It’s been ten years since 8-year-old Cherish Perrywinkle was abducted from a Jacksonville Walmart by a convicted sex offender.
Donald Smith met Cherish’s mother Rayne at a Northside store where she was shopping with Cherish and her two sisters.
On June 21, 2013, Rayne followed Smith, who had befriended her and her children, to the Walmart on Lem Turner Road, where he promised to get them food.
Officers with the Jacksonville Sheriff’s Office said a surveillance image showed Smith leaving the store with Cherish. The next day, the girl was found dead. Police said Smith raped Cherish and dumped her body behind a church off Broward Road.
Smith had convictions for crimes done in 1977, 1992, and 2009. They include allegations of exposing himself to kids, trying to lure kids into his van, and even posing as a Florida Department of Children and Families worker to perform a rape kit on a child. But even after arrests spanning 40 years, the registered sex offender was allowed to go free.
“I don’t know why he fell through the cracks,” law and safety expert Dale Carson said in 2014.
Smith’s trial didn’t take place until February 2018. It took the jury 14 minutes to find Smith guilty in the murder, kidnapping and sexual battery of Cherish.

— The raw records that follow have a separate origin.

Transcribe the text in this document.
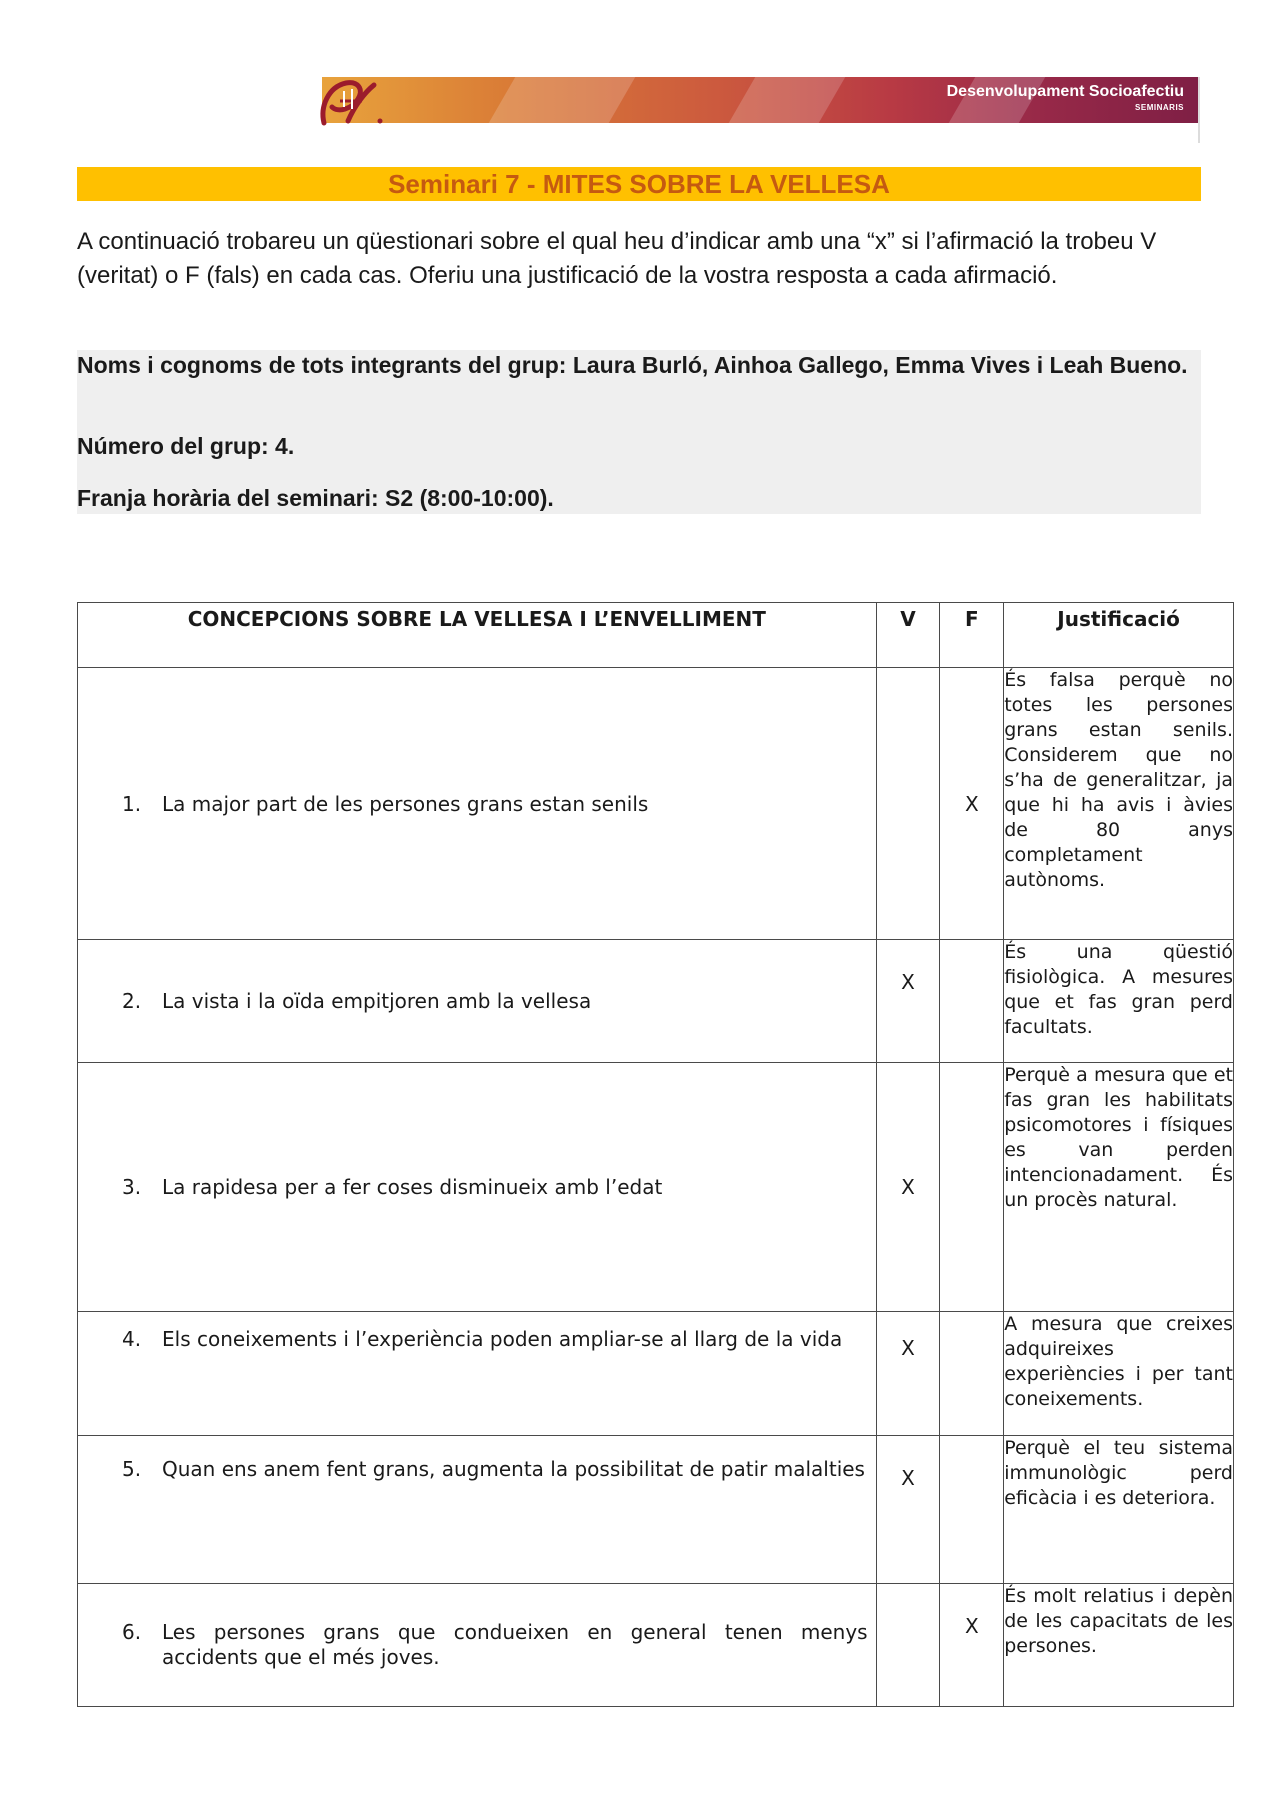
Desenvolupament Socioafectiu
SEMINARIS
Seminari 7 - MITES SOBRE LA VELLESA
A continuació trobareu un qüestionari sobre el qual heu d’indicar amb una “x” si l’afirmació la trobeu V (veritat) o F (fals) en cada cas. Oferiu una justificació de la vostra resposta a cada afirmació.
Noms i cognoms de tots integrants del grup: Laura Burló, Ainhoa Gallego, Emma Vives i Leah Bueno.
Número del grup: 4.
Franja horària del seminari: S2 (8:00-10:00).
CONCEPCIONS SOBRE LA VELLESA I L’ENVELLIMENT	V	F	Justificació

1. La major part de les persones grans estan senils		X	És falsa perquè no totes les persones grans estan senils. Considerem que no s’ha de generalitzar, ja que hi ha avis i àvies de 80 anys completament autònoms.

2. La vista i la oïda empitjoren amb la vellesa	X		És una qüestió fisiològica. A mesures que et fas gran perd facultats.

3. La rapidesa per a fer coses disminueix amb l’edat	X		Perquè a mesura que et fas gran les habilitats psicomotores i físiques es van perden intencionadament. És un procès natural.

4. Els coneixements i l’experiència poden ampliar-se al llarg de la vida	X		A mesura que creixes adquireixes experiències i per tant coneixements.

5. Quan ens anem fent grans, augmenta la possibilitat de patir malalties	X		Perquè el teu sistema immunològic perd eficàcia i es deteriora.

6. Les persones grans que condueixen en general tenen menys accidents que el més joves.		X	És molt relatius i depèn de les capacitats de les persones.
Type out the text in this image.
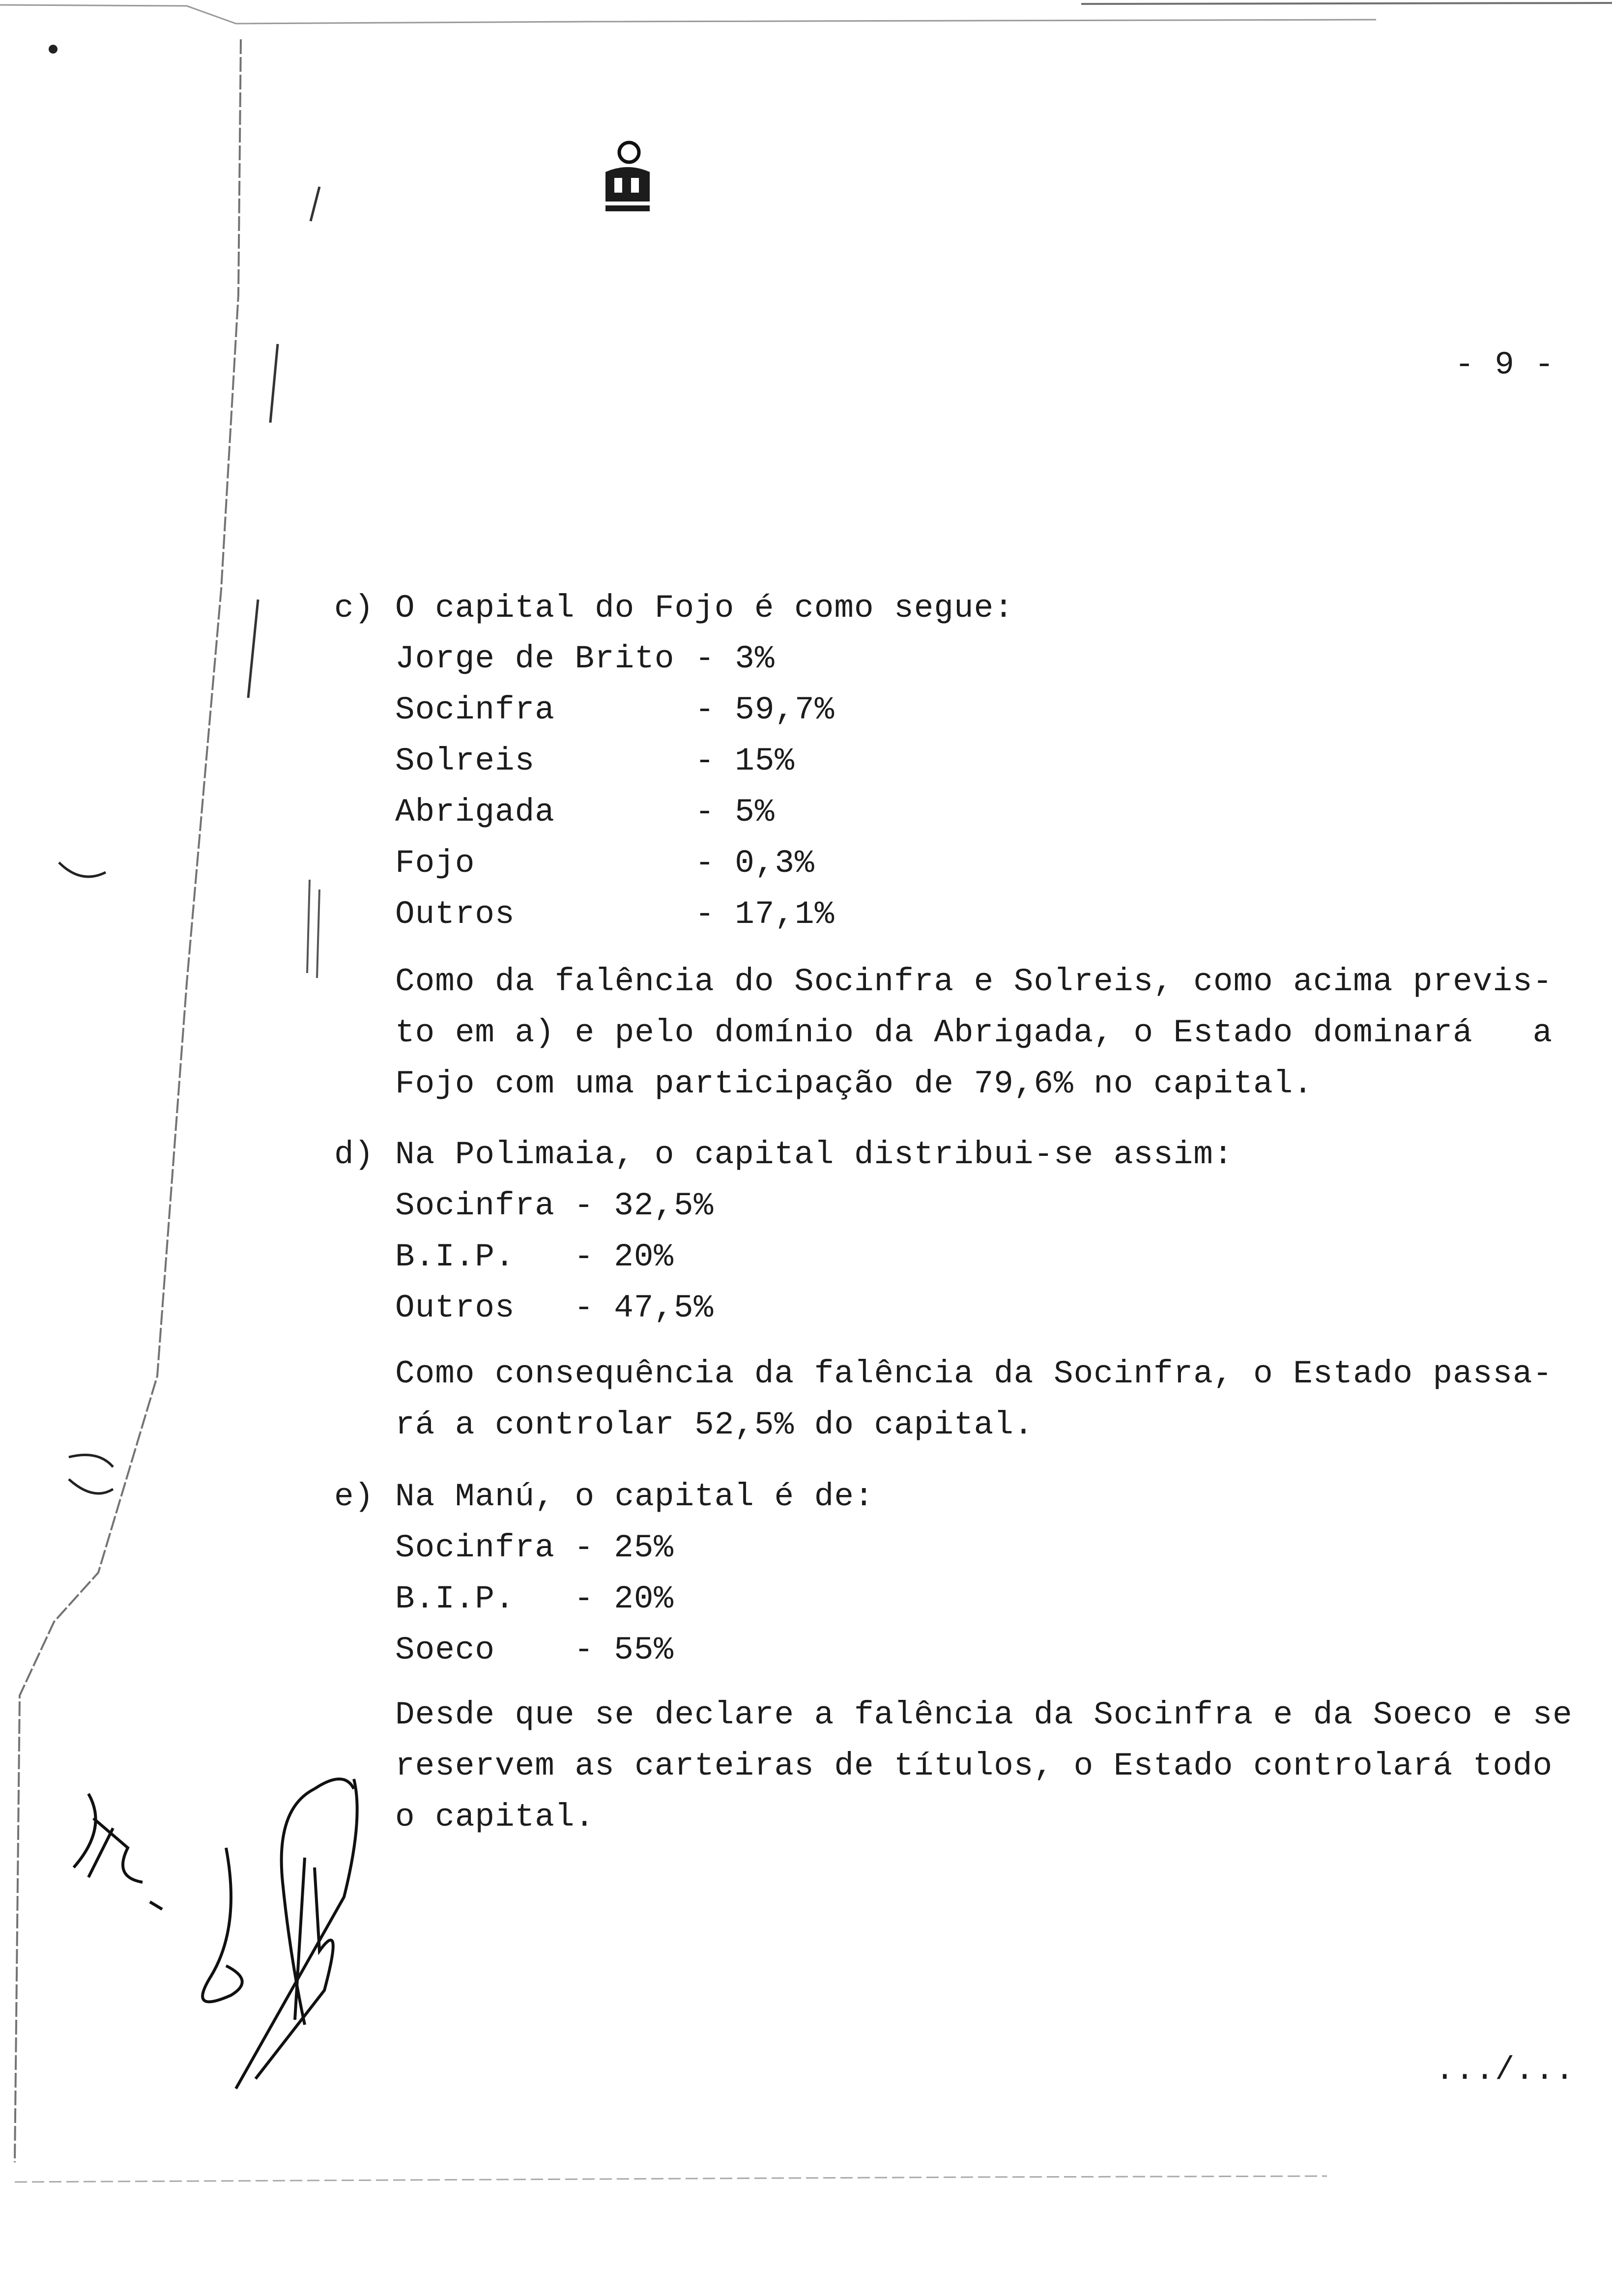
- 9 -
c) O capital do Fojo é como segue:
Jorge de Brito - 3%
Socinfra	- 59,7%
Solreis	- 15%
Abrigada	- 5%
Fojo	- 0,3%
Outros	- 17,1%
Como da falência do Socinfra e Solreis, como acima previs-
to em a) e pelo domínio da Abrigada, o Estado dominará   a
Fojo com uma participação de 79,6% no capital.
d) Na Polimaia, o capital distribui-se assim:
Socinfra - 32,5%
B.I.P. - 20%
Outros - 47,5%
Como consequência da falência da Socinfra, o Estado passa-
rá a controlar 52,5% do capital.
e) Na Manú, o capital é de:
Socinfra - 25%
B.I.P. - 20%
Soeco - 55%
Desde que se declare a falência da Socinfra e da Soeco e se
reservem as carteiras de títulos, o Estado controlará todo
o capital.
.../...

The jury unanimously recommended a death sentence for Smith.
In May 2018, Smith was sentenced to death by Judge Mallory Cooper.
As she sentenced him to death in Cherish’s murder, Cooper said, “Donald James Smith, may God have mercy on your soul.”
After the sentence, Rayne Perrywinkle had this message for Smith: “I could say burn in hell. That’s what I want to say. I want him to burn in hell. I hope he’s watching this right now actually.”
In 2020, the Florida Supreme Court took up an appeal from Smith, who asked for a new trial.
In April 2021, the Florida Supreme Court unanimously upheld Smith’s conviction and death sentence.
Smith is on death row, currently being held in maximum security at Union Correctional Institution in Raiford.